CARO: We spoke different languages. We were raised by single moms. Think about a regular awkward 13-year-old kid, then add all that. We were so outside of our realm that I think it was hard sometimes to be properly social. When you’re young, sometimes you don't realize how much in common you have with other people. And some of those things you aren’t ready to talk about until you’re a little bit older. 

JHADLEY: We went through a lot. And our friendship went through a lot. What’s funny is I do remember how we reconnected. We fell out of touch for a year or two and then I saw you at this gym I was going to in Hyde Park. I was like, oh, shoot. I Venmoed her $15 and said, hey, lunch is on me tomorrow. 

We went through a lot. And our friendship went through a lot.

CARO: We were broke college students. $15 was big, big time. 

That was a good move. 

CARO: People at work think it’s interesting to see our dynamic because we’re so similar, but I think we can be so different. We have different goals or different ways to get about that goal, but the moral compass and the things that we believe in and the things that we want to get out of life are really similar.

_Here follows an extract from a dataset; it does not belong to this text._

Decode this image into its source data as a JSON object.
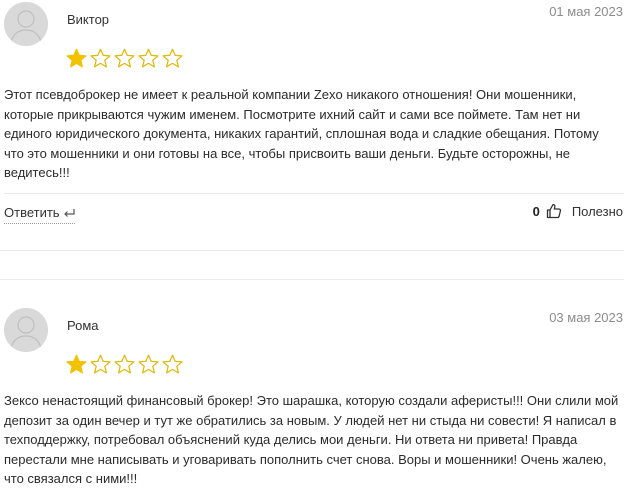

JHADLEY: So, we started traveling together on her birthday three years ago, and it’s become kind of a tradition. We went to Puerto Rico together and we’re like, man, the sky’s the limit here. We went to Italy and Mexico. We went back to the Dominican Republic with my mom. It’s weird because in my mind, I thought everything was going to be the same. I could not comprehend that the world went on without me. I know it sounds crazy, but that's legit what I was feeling like — life went on. Nobody stopped for me.

CARO: Next year, we’re going back to Brazil. I’m actually kind of nervous, because I haven't been back home in a really long time. You miss family. I think being able to have friendships like this helps with that — we're best friends, but we are also kind of siblings. She's going to be with me for the rest of my life in some shape or form.

We got to see her home country and experience that, and now I’m going to see the Brazil — I call it Brazil with a “Z” — that Americans think of. The beaches, the food, the drinks and the views. I always think of Brazil with an “S”: the family, the music, the dances, the atmosphere, the poverty and everything that goes with it. I think there’s a little bit of survivor’s guilt, because I am the first person in my family to go to college, to get the big job, to have opportunity, to be able to afford a vacation. 
CARO: I guess the big dream now would be for us to be homeowners. 

JHADLEY: That’s always been my dream. That’s all I ever worked for. I always thought, hey, I need to have a home where my family, if they ever need a place, they have somewhere to go.

CARO: Maybe we’ll be neighbors. 


Caroline Gomes is a project engineer and has a master’s degree in conflict resolution. She worked at the courthouse in Quincy, Mass., as a mediator before joining Suffolk. Jhadley Sanchez, who is an assistant superintendent, found her passion for construction while building bridges in a science fair. They usually call each other as soon as they leave work.